The short answer is no, but if you want to know why, then I’ve got that as well.
People often think that selling impact sockets is just a sales gimmick by the brands and manufacturers of impact wrenches, but that’s not the case. In fact, if you put regular sockets on your impact wrench, they’re going to be put through hell.
Regular sockets are made with a lower grade steel than impact sockets. Steel isn’t just steel: there are dozens of different grades, or hardness levels, that they’re each rated for. It all depends on how the steel is melted down.
For impact sockets, they end up costing more because they’re made with higher grade steel, and that’s why people often mistake this as a gimmick.
It’s also why they’re usually not included in a kit with your air wrench, because it would drive the price up just a bit too much.
You might read this, then grab your older impact wrench, and put a standard socket on it just because a guy on the internet told you not to. Yes, it will fit, and yes it will work… for now.
Those regular sockets will buckle, and under the pressure of over 900 inch-pounds from your new impact wrench, it will bend, snap, and possibly fly out like shrapnel, though that last scenario is admittedly difficult to come across.
Can an Impact Wrench be Used as a Drill?
Yes, you absolutely can use an impact wrench to drill holes. It makes you wonder why you ever need a cordless drill in the first place, right? Well, it’s not like they’re equal on this front.
A cordless drill is designed to drill holes. An impact wrench just happens to allow for the same thing, under the right circumstances.
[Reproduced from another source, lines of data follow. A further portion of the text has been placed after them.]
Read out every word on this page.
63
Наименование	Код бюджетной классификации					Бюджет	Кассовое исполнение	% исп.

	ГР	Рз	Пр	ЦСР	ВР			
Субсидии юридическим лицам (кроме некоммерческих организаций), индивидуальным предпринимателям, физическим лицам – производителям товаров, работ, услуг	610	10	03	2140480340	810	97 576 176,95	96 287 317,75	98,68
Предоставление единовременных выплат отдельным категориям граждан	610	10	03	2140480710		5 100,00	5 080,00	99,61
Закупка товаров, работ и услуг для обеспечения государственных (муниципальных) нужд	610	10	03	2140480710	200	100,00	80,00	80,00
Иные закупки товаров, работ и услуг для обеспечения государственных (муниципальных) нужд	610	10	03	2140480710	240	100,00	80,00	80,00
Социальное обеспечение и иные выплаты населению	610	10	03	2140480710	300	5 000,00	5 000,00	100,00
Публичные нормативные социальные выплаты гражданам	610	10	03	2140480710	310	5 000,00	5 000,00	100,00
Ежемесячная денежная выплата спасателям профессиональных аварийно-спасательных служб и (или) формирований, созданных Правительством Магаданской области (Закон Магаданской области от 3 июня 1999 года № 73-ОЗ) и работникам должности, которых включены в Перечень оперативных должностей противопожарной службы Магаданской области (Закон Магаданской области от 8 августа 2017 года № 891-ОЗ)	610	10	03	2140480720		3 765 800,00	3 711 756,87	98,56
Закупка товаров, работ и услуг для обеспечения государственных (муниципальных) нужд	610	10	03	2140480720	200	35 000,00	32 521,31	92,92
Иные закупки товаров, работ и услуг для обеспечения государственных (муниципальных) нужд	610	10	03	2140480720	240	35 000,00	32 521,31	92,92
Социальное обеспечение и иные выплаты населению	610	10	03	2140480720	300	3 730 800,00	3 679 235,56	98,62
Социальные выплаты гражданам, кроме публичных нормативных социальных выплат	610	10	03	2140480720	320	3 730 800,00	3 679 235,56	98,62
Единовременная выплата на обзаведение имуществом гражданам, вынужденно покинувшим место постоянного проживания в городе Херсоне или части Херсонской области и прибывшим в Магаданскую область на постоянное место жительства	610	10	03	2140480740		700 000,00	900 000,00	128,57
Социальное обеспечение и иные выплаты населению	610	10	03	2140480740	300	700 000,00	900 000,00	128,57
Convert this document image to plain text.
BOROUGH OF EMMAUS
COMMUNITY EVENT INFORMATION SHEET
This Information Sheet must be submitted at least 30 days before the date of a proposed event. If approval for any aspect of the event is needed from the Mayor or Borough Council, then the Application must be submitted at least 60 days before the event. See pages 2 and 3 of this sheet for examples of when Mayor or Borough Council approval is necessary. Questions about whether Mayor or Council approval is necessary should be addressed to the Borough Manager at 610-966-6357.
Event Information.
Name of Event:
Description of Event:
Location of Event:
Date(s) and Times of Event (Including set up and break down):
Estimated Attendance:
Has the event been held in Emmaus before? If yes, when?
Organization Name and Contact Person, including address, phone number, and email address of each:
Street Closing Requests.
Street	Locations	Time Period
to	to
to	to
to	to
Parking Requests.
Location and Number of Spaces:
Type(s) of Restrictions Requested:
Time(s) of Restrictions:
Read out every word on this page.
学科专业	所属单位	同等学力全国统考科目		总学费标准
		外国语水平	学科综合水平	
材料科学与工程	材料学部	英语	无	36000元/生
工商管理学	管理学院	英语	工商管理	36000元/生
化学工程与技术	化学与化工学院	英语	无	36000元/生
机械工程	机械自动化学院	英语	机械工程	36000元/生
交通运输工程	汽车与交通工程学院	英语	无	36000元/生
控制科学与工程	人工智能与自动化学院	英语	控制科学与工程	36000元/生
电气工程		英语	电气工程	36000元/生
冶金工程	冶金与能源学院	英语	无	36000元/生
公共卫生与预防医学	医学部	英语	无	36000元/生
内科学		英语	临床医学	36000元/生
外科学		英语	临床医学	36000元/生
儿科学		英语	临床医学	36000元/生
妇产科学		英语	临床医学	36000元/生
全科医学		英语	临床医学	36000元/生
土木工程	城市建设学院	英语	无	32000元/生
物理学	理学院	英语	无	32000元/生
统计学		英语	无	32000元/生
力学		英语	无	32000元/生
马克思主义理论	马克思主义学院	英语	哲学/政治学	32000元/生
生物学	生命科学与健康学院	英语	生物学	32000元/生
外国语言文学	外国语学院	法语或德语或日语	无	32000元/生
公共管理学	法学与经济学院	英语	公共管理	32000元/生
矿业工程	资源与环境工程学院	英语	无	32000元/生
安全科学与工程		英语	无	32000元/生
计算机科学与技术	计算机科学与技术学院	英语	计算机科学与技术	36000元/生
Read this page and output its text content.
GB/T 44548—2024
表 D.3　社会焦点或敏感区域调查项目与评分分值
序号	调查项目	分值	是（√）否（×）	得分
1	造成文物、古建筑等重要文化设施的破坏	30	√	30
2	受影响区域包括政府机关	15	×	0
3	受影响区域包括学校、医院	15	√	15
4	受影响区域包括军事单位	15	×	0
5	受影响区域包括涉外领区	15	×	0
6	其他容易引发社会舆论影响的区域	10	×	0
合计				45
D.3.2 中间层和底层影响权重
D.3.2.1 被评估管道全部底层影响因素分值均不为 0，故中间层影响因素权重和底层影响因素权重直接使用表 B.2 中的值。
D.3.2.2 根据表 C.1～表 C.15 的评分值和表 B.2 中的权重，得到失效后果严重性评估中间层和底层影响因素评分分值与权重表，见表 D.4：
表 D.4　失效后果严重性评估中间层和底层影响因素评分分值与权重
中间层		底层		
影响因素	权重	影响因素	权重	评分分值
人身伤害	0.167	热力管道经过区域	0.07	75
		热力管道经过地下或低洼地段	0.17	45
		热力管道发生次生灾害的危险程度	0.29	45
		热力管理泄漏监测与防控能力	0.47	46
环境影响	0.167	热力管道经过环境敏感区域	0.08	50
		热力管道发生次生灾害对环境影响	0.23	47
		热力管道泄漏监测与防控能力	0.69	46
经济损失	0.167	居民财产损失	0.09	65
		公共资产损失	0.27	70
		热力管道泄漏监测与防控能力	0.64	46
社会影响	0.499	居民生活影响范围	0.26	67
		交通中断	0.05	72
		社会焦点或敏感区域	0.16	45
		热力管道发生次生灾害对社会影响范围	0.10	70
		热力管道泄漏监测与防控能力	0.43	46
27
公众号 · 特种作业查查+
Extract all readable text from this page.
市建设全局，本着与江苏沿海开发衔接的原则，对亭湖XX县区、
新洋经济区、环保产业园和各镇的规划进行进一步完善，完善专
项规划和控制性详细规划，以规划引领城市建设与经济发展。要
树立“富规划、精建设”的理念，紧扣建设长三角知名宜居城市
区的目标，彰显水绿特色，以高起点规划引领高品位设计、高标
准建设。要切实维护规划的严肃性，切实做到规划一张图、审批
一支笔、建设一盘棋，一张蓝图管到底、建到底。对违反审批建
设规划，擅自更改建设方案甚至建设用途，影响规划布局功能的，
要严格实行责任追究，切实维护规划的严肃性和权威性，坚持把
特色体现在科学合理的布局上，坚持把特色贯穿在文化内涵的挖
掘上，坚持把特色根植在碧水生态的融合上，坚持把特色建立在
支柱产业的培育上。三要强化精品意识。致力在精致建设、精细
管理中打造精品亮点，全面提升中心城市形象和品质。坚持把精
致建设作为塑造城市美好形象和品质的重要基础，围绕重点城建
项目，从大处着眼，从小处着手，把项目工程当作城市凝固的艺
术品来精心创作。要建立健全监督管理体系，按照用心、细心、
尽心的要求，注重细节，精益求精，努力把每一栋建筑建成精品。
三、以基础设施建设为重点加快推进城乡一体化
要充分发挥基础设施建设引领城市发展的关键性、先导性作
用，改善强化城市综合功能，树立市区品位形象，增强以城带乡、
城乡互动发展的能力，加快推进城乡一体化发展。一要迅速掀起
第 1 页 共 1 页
If you want to drill with an impact wrench, you need special bits and drivers, which can end up costing you more money in the long haul.
What Should I Avoid Doing With my Impact Wrench?
We have an entire cabinet of tools at home for a reason.
One specific job requires one specific tool, and every now and again you get lucky with multitools that can be dually functional without making the task harder. Your impact wrench is powerful, but it’s not almighty. Here are some things you should avoid.
Avoiding Eye Protection
Impact wrenches are powerful, and I’ve seen far too many people refuse to use eye protection while operating an impact wrench.
Those same people will wear eyewear when using a framing nailer with the same psi and overall power. It boggles my mind. You’re still at-risk for injury, because you have a motor with potentially over 8,000 RPM in your hands. Handle it wisely.
Not Starting the Bolt
Driving a bolt with an impact wrench?
Good, that’s kind of why you probably bought one in the first place. Dialing back to the power of this tool, you can make a huge mistake by relying on it to handle all of the work when you’re trying to get a bolt down.
Start it with your hand and make sure it’s in there a bit, so you can’t jiggle it back and forth too much, and then use your impact wrench.
Not all sockets are designed for impact wrench use. You have to understand exactly what you’re dealing with before you ever decide to fire this up. It’s possible to get non-fitting sockets stuck in your impact wrench if you aren’t careful, so exercise caution.
Will Impact Wrench Break Bolts?
There’s no hard yes or no on this. An impact wrench can break bolts, and everyone’s experiences with how often this happens are going to be different.
If I have a single bolt to remove, I might use my impact wrench for it and roll the dice. However, I’ve had non-rusted, seemingly newer bolts break on me.
If you want to remove a rusted bolt, I would strongly recommend using something that isn’t a pneumatic impact wrench. Rusted bolts have their own set of problems, and for this, I would saw the head off with an oscillating tool, and then remove it with pliers.
Impact wrenches provide a lot of pressure, and even if some bolts are installed with a lot of pressure, that doesn’t translate to it withstanding that much when trying to remove it.
Your impact wrench can break bolts, it won’t break every one, but it’s still a risk to run which could elongate your project.
Ecstatic About Pneumatic
It all depends on what you need, but a pneumatic impact wrench suits the needs of most carpenters and DIY warriors.
Cut down on the hardcore vibrations that rattle your hands, and get back to focusing on the task at hand. Pneumatic impact wrenches will quickly replace many tasks that you were previously relying on your drill for.